A ce moment "crucial" pour l'avenir de l'euro, Nicolas Sarkozy et Angela Merkel ont appelé mercredi leurs partenaires européens à instaurer une gouvernance renforcée de la zone euro, accompagnée de discipline budgétaire et de convergence dans certains domaines comme la finance et le travail.
De quoi s’agit-il ?
Le président et la chancelière ont détaillé leur proposition commune de révision des traités européens, dévoilée lundi à l'Elysée au terme d'intenses tractations, pour tenter d'enrayer la crise des dettes souveraines.
"A côté de la monnaie unique, un pilier économique solide est indispensable, s'appuyant sur une gouvernance renforcée pour assurer la discipline budgétaire ainsi qu'une croissance plus forte et une compétitivité accrue", écrivent-ils.
Le compromis franco-allemand fait la part belle au renforcement de la discipline budgétaire exigé par Berlin, en imposant à tous les pays une "règle d'or" de retour à l'équilibre des finances publiques et des sanctions quasi-automatiques en cas de dérapage, sauf "circonstances exceptionnelles" ou vote contraire à la majorité qualifiée.
M. Sarkozy et Mme Merkel ont précisé que la "règle d'or" devait être adoptée "de préférence au niveau constitutionnel ou équivalent" et que sa conformité pourra être vérifiée par la Cour européenne de justice.
Les deux dirigeants prônent un "nouveau cadre juridique commun" pour améliorer la convergence en matière de "régulation financière", de "marché du travail", de "convergence et harmonisation de l'assiette pour l'impôt sur les sociétés et l'instauration d'une taxe sur les transactions financières" ou de "politiques de soutien à la croissance".
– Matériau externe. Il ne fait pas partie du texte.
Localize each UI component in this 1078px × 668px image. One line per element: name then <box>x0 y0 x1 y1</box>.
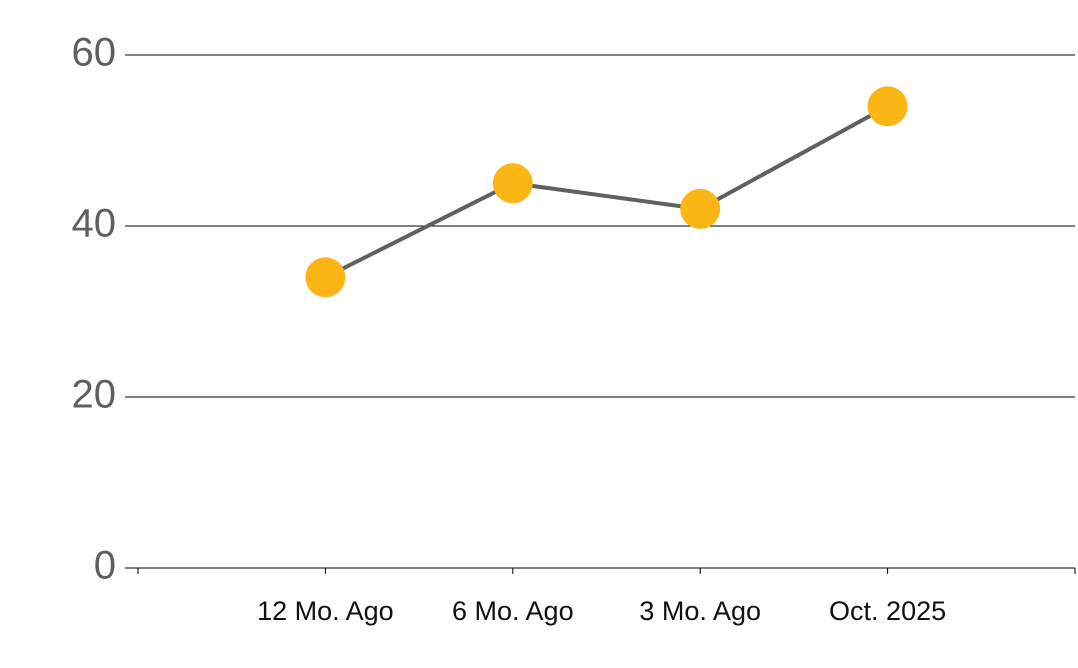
series-line <box>324 104 889 280</box>
y-tick-label: 40 <box>72 202 117 246</box>
data-point <box>492 163 533 204</box>
y-tick-label: 0 <box>94 544 116 588</box>
x-tick-label: 12 Mo. Ago <box>257 596 394 626</box>
data-point <box>867 86 908 127</box>
x-tick-label: 6 Mo. Ago <box>452 596 574 626</box>
data-point <box>305 257 346 298</box>
y-tick-label: 60 <box>72 31 117 75</box>
data-point <box>680 188 721 229</box>
y-tick-label: 20 <box>72 373 117 417</box>
x-tick-label: 3 Mo. Ago <box>639 596 761 626</box>
x-tick-label: Oct. 2025 <box>829 596 946 626</box>
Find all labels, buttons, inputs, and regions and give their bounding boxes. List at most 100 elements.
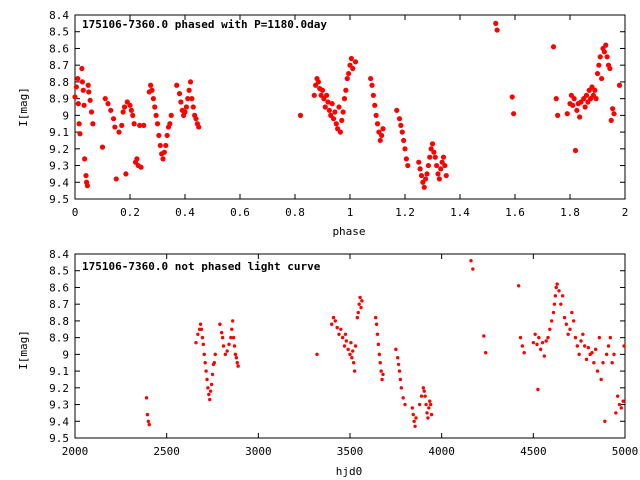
data-point [341, 96, 348, 102]
data-point [324, 92, 330, 98]
data-point [185, 96, 191, 102]
data-point [340, 335, 345, 340]
data-point [152, 104, 158, 110]
data-point [186, 87, 192, 93]
data-point [81, 102, 87, 108]
data-point [374, 121, 381, 127]
x-tick-label: 2000 [62, 445, 89, 458]
data-point [548, 327, 552, 331]
data-point [597, 335, 602, 340]
data-point [332, 109, 338, 115]
data-point [621, 399, 625, 403]
data-point [438, 166, 444, 172]
data-point [330, 116, 337, 122]
data-point [570, 102, 576, 108]
data-point [333, 319, 338, 323]
data-point [86, 89, 92, 95]
data-point [343, 332, 348, 336]
y-tick-label: 9 [62, 109, 69, 122]
data-point [232, 344, 237, 348]
data-point [342, 344, 347, 348]
data-point [196, 332, 200, 336]
data-point [219, 330, 224, 335]
data-point [622, 344, 626, 348]
data-point [610, 361, 614, 365]
data-point [482, 334, 486, 338]
data-point [163, 142, 169, 149]
data-point [335, 325, 339, 330]
data-point [376, 342, 381, 347]
data-point [196, 124, 202, 130]
data-point [350, 65, 356, 72]
data-point [183, 104, 189, 110]
data-point [550, 44, 557, 50]
data-point [87, 97, 93, 103]
data-point [230, 327, 234, 331]
data-point [119, 122, 125, 128]
data-point [381, 372, 385, 377]
data-point [615, 394, 620, 398]
data-point [542, 354, 547, 358]
data-point [346, 70, 352, 77]
data-point [583, 92, 590, 98]
data-point [427, 406, 431, 410]
y-tick-label: 8.5 [49, 26, 69, 39]
data-point [153, 112, 159, 118]
data-point [167, 121, 173, 127]
plot-frame [74, 14, 626, 200]
data-point [380, 377, 384, 382]
data-point [209, 382, 214, 387]
data-point [231, 335, 236, 340]
x-tick-label: 2 [622, 206, 629, 219]
data-point [538, 347, 543, 352]
data-point [592, 361, 596, 365]
data-point [572, 147, 579, 154]
data-point [233, 352, 238, 357]
data-point [443, 172, 449, 179]
data-point [425, 411, 429, 415]
x-tick-label: 1.4 [450, 206, 470, 219]
data-point [75, 75, 81, 82]
data-point [599, 75, 605, 82]
x-tick-label: 1.2 [395, 206, 415, 219]
y-tick-label: 9.4 [49, 415, 69, 428]
data-point [423, 176, 429, 182]
data-point [123, 171, 129, 177]
data-point [156, 132, 162, 139]
y-tick-label: 9.4 [49, 176, 69, 189]
data-point [297, 112, 304, 118]
y-tick-label: 8.4 [49, 9, 69, 22]
data-point [329, 322, 334, 326]
data-point [344, 75, 350, 82]
data-point [616, 82, 623, 88]
data-point [355, 315, 360, 320]
data-point [608, 117, 614, 123]
data-point [610, 106, 616, 112]
data-point [418, 172, 425, 179]
data-point [401, 137, 407, 144]
data-point [426, 416, 430, 420]
x-tick-label: 4500 [520, 445, 547, 458]
data-point [348, 55, 354, 62]
data-point [311, 92, 317, 98]
data-point [436, 176, 442, 182]
data-point [90, 121, 96, 127]
data-point [396, 116, 403, 122]
data-point [144, 396, 149, 400]
data-point [373, 112, 379, 118]
data-point [174, 82, 180, 88]
unphased-plot-xlabel: hjd0 [336, 465, 363, 478]
data-point [596, 62, 602, 68]
data-point [370, 92, 376, 98]
data-point [601, 49, 607, 55]
data-point [518, 335, 523, 340]
data-point [537, 335, 541, 340]
unphased-light-curve-plot: 175106-7360.0 not phased light curve hjd… [17, 248, 638, 478]
data-point [85, 82, 91, 88]
data-point [234, 356, 239, 360]
data-point [571, 96, 577, 102]
data-point [208, 397, 212, 402]
data-point [531, 340, 536, 345]
data-point [607, 65, 613, 72]
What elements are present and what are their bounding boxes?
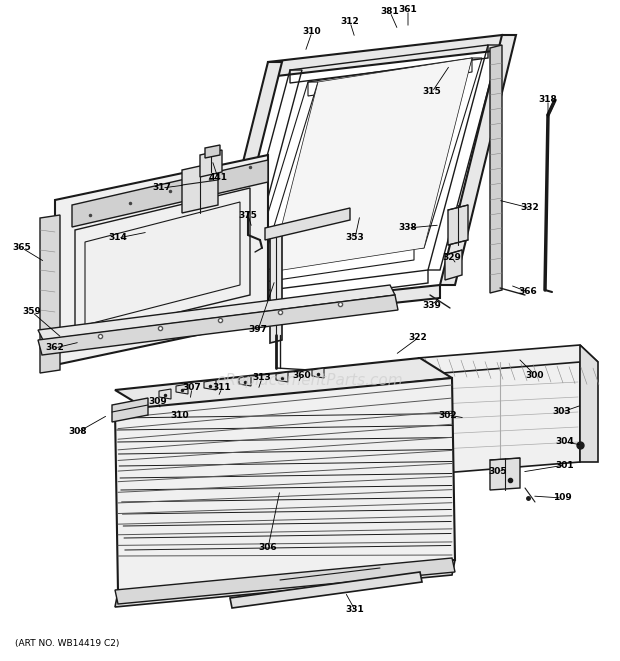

En matière de "solidarité" avec les pays en difficulté, réclamée avec insistance par Paris, ils ont confirmé leur volonté d'avancer d'un an à 2012 la mise en place du Mécanisme permanent européen pour la stabilité (MES) qui doit remplacer le fonds de secours financier (FESF) créé dans l'urgence pour secourir la Grèce.
Leur texte ne dit rien du financement de ce MES, qui s'annonce pourtant comme l'un des plats de résistance du sommet de l'Union européenne qui s'ouvre jeudi soir, après les menaces de l'agence de notation américaine Standard and Poor's de dégrader la note de 15 pays de la zone euro, dont la France et l'Allemagne.
L'Allemagne s'y opposant catégoriquement, la lettre franco-allemande n'évoque ni éventuel renforcement des capacités d'action de la Banque centrale européenne (BCE) sur les marchés, ni euro-obligations.
Nous sommes au bord du gouffre et l’Europe va faire un grand pas en avant …
Première annonce de L’AFP ce matin :
Après les Etats, SP menace les banques de la zone euro et l'UE !:
Non seulement Standard and Poor's menace de dégrader la note des pays de la zone euro mais aussi des principales banques européennes où l’on déclare qu’elles vont être insolvables…rien de moins….cela sent le roussi dans ce nouveau royaume européen pour ne pas dire le sapin !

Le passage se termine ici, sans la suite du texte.